Purpose of review: Dyskeratosis congenita is an inherited bone marrow failure syndrome caused by defects in telomere maintenance. Hematopoietic stem cell transplantation (HSCT) is the only curative treatment for bone marrow failure because of dyskeratosis congenita. The present review summarizes the literature with respect to the diagnosis and treatment of patients with dyskeratosis congenita who received HSCT, and discusses the recent progress in the management of dyskeratosis congenita.

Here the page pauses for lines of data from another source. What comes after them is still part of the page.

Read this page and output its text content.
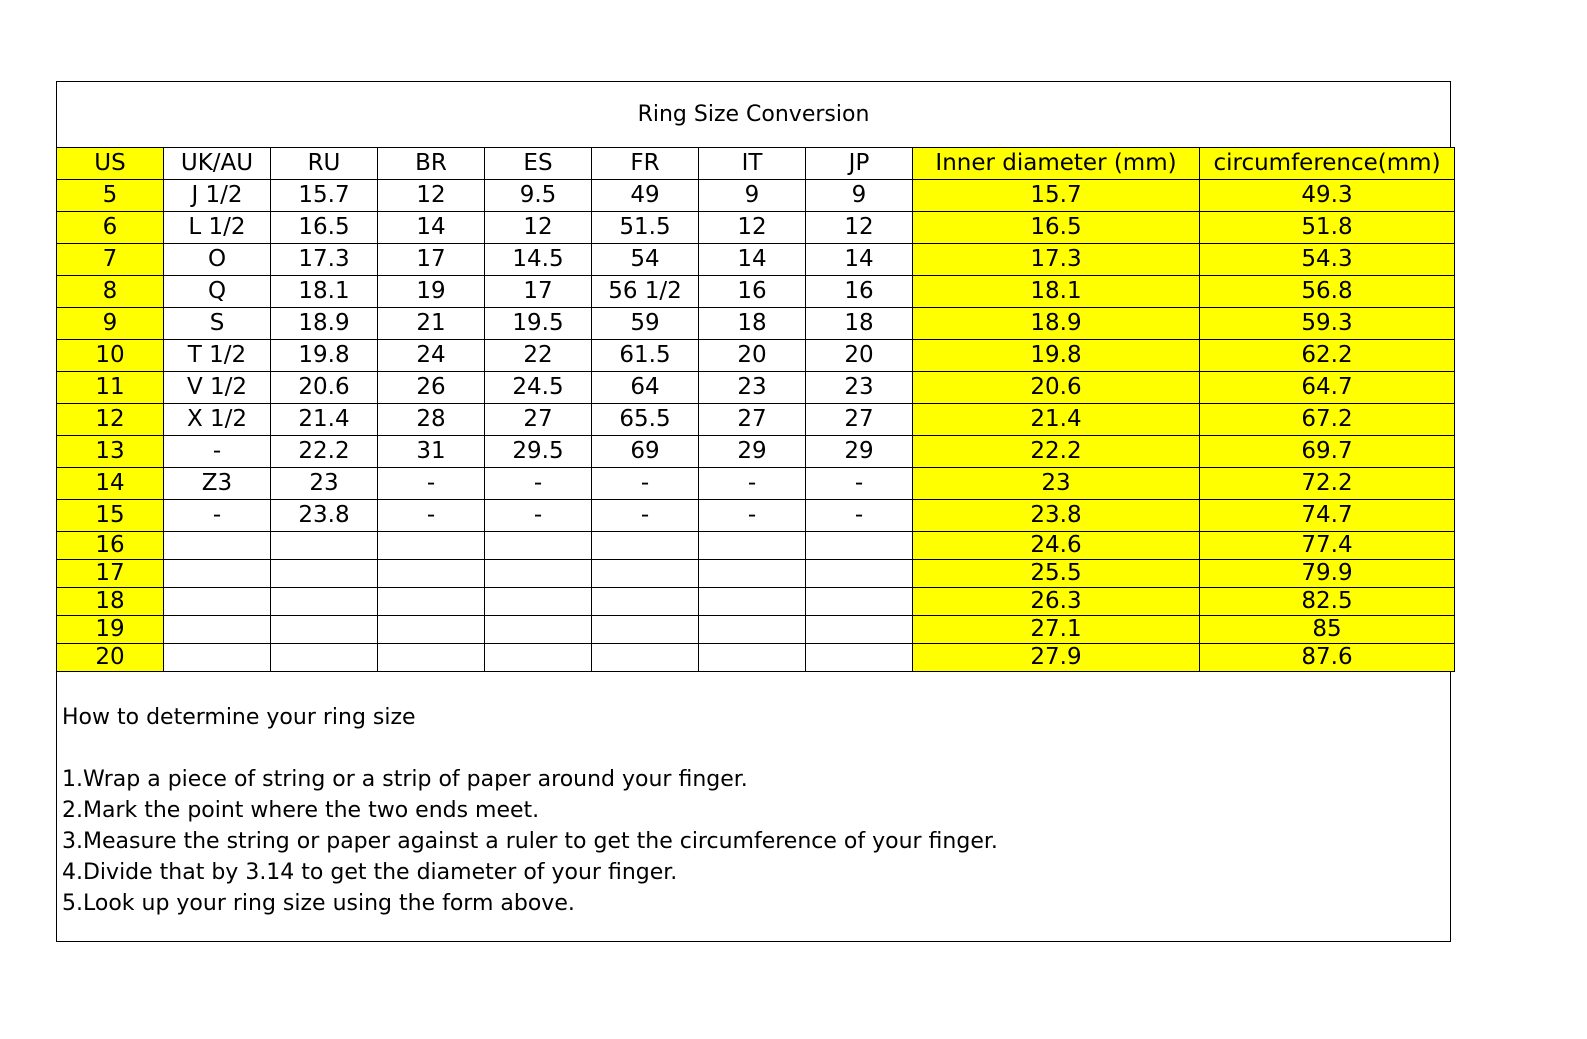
Ring Size Conversion
US	UK/AU	RU	BR	ES	FR	IT	JP	Inner diameter (mm)	circumference(mm)
5	J 1/2	15.7	12	9.5	49	9	9	15.7	49.3
6	L 1/2	16.5	14	12	51.5	12	12	16.5	51.8
7	O	17.3	17	14.5	54	14	14	17.3	54.3
8	Q	18.1	19	17	56 1/2	16	16	18.1	56.8
9	S	18.9	21	19.5	59	18	18	18.9	59.3
10	T 1/2	19.8	24	22	61.5	20	20	19.8	62.2
11	V 1/2	20.6	26	24.5	64	23	23	20.6	64.7
12	X 1/2	21.4	28	27	65.5	27	27	21.4	67.2
13	-	22.2	31	29.5	69	29	29	22.2	69.7
14	Z3	23	-	-	-	-	-	23	72.2
15	-	23.8	-	-	-	-	-	23.8	74.7
16								24.6	77.4
17								25.5	79.9
18								26.3	82.5
19								27.1	85
20								27.9	87.6

How to determine your ring size

1.Wrap a piece of string or a strip of paper around your finger.

2.Mark the point where the two ends meet.

3.Measure the string or paper against a ruler to get the circumference of your finger.

4.Divide that by 3.14 to get the diameter of your finger.

5.Look up your ring size using the form above.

Recent findings: The recent systematic review of the literature showed poor long-term outcome, with 10-year survival estimates of only 23% in 109 patients with dyskeratosis congenita who received HSCT. Multivariate analysis identified age greater than 20 years at HSCT, HSCT before 2000, and alternative donor source to be poor prognostic markers. HSCT for dyskeratosis congenita is characterized by a marked decline in long-term survival because of late deaths from pulmonary complications. However, a prospective study using danazol showed promising results in gain in telomere length and hematologic responses.
Summary: A recent prospective study may support the recommendation that HSCT is not indicated for patients with dyskeratosis congenita; instead, they should receive androgen, particularly danazol, as a first-line therapy. Another option may be routine use of androgen after HSCT for the prophylaxis of pulmonary fibrosis.